Not content with just “coffee regular” drinkers, Dunkin’ wants to win over more customers with their espresso.
A month after officially shortening its name, the Canton-based coffee chain announced what it calls “one of the most significant product initiatives in the brand’s recent history.” In a press release Wednesday, the company said it plans to install new espresso machines in stores across the United States to improve the taste of its lattes and other espresso beverages.
The initiative also includes a new espresso recipe, extensive employee training, and new, distinct orange cups featuring an exclamation point for their hot espresso-based drinks. Dunkin’ says they’re hoping for the changes to be implemented at the “vast majority” of their 9,200 U.S. stores by the holiday season (some self-serve and non-traditional locations, like in hotels or sporting arenas, will not have espresso on the menu, the company told Boston.com in a statement).

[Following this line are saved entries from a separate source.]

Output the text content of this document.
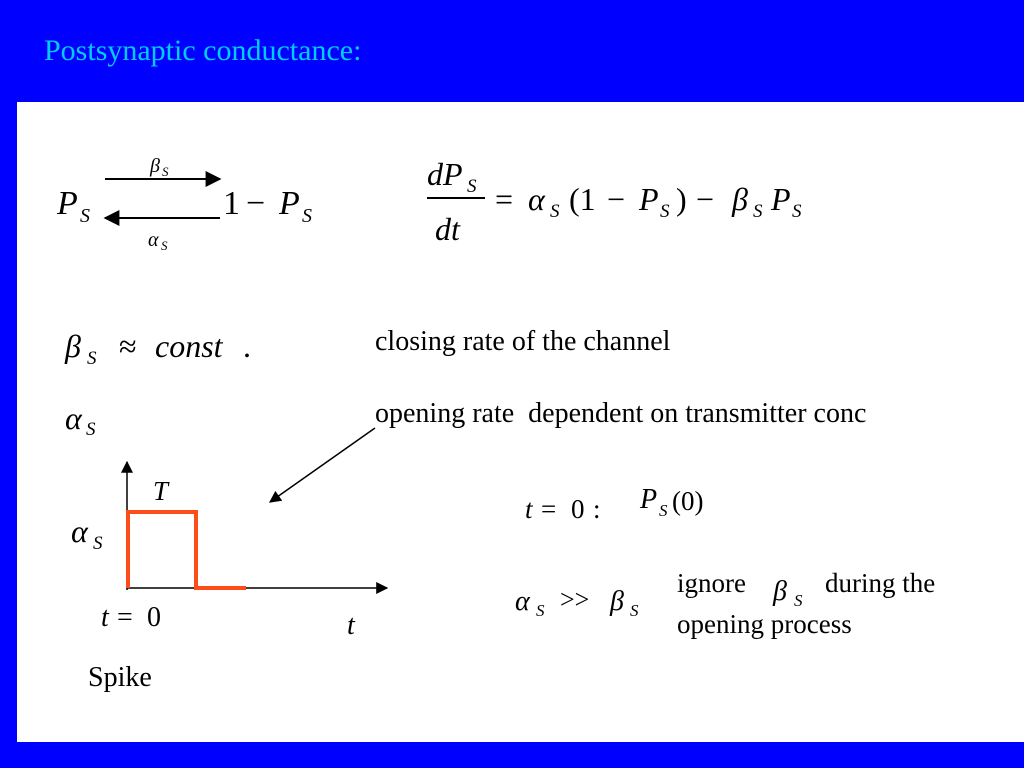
Postsynaptic conductance:
P S
β S
α S
1 − P S
dP S
dt
= α S (1 − P S ) − β S P S
β S ≈ const .	closing rate of the channel
opening rate  dependent on transmitter conc
α S
T
α S
t = 0	t
Spike
t = 0 : P S (0)
α S >> β S
ignore β S
during the
opening process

In case the subtext wasn’t clear, the new revamp is part of Dunkin’s ongoing strategy to poach Starbucks customers by convincing them their cheaper espresso drinks are “just as good,” according to the Wall Street Journal.
“There’s no reason to go to Starbucks anymore,” Tony Weisman, Dunkin’s chief marketing officer, told the paper.
In the company’s press release, it says the new machines should result in a stronger and more robust espresso flavor, particularly catered toward the tastes of “younger espresso drinkers.”
“Espresso is one of the fastest growing coffee categories, particularly among younger consumers, and with our coffee credentials we believe we have a tremendous opportunity to improve our awareness and credibility among espresso drinkers,” Weisman said in a statement Wednesday.
Over the last few years, Dunkin’ has expanded their espresso menu to include not just lattes and cappuccinos, but also macchiatos and Americanos. Following in the vein of Starbucks, the historically blue-collar company has also added dark roast and cold brew coffee and premium teas to its drink menu, while pairing down its food offerings. The changes, which even extend to the design of Dunkin’ stores, have been led by the company’s new CEO, David Hoffmann.
The company is investing $100 million into U.S. restaurant upgrades, more than half of which is going into beverage equipment, including the new espresso overhaul announced Wednesday. Dunkin’ said Wednesday that its franchisees are also making a “substantial investment” in the initiative, though it did not disclose what amount.
“Relaunching espresso in our restaurants nationwide has been a tremendous undertaking, from installation of the new espresso machines, to the creation of the new, bolder taste profile, to the extensive employee training,” said Scott Murphy, the chief operating officer of Dunkin’s U.S. operations. “This is a transformative initiative, and it would never have happened without the total alignment and support of our franchisees.”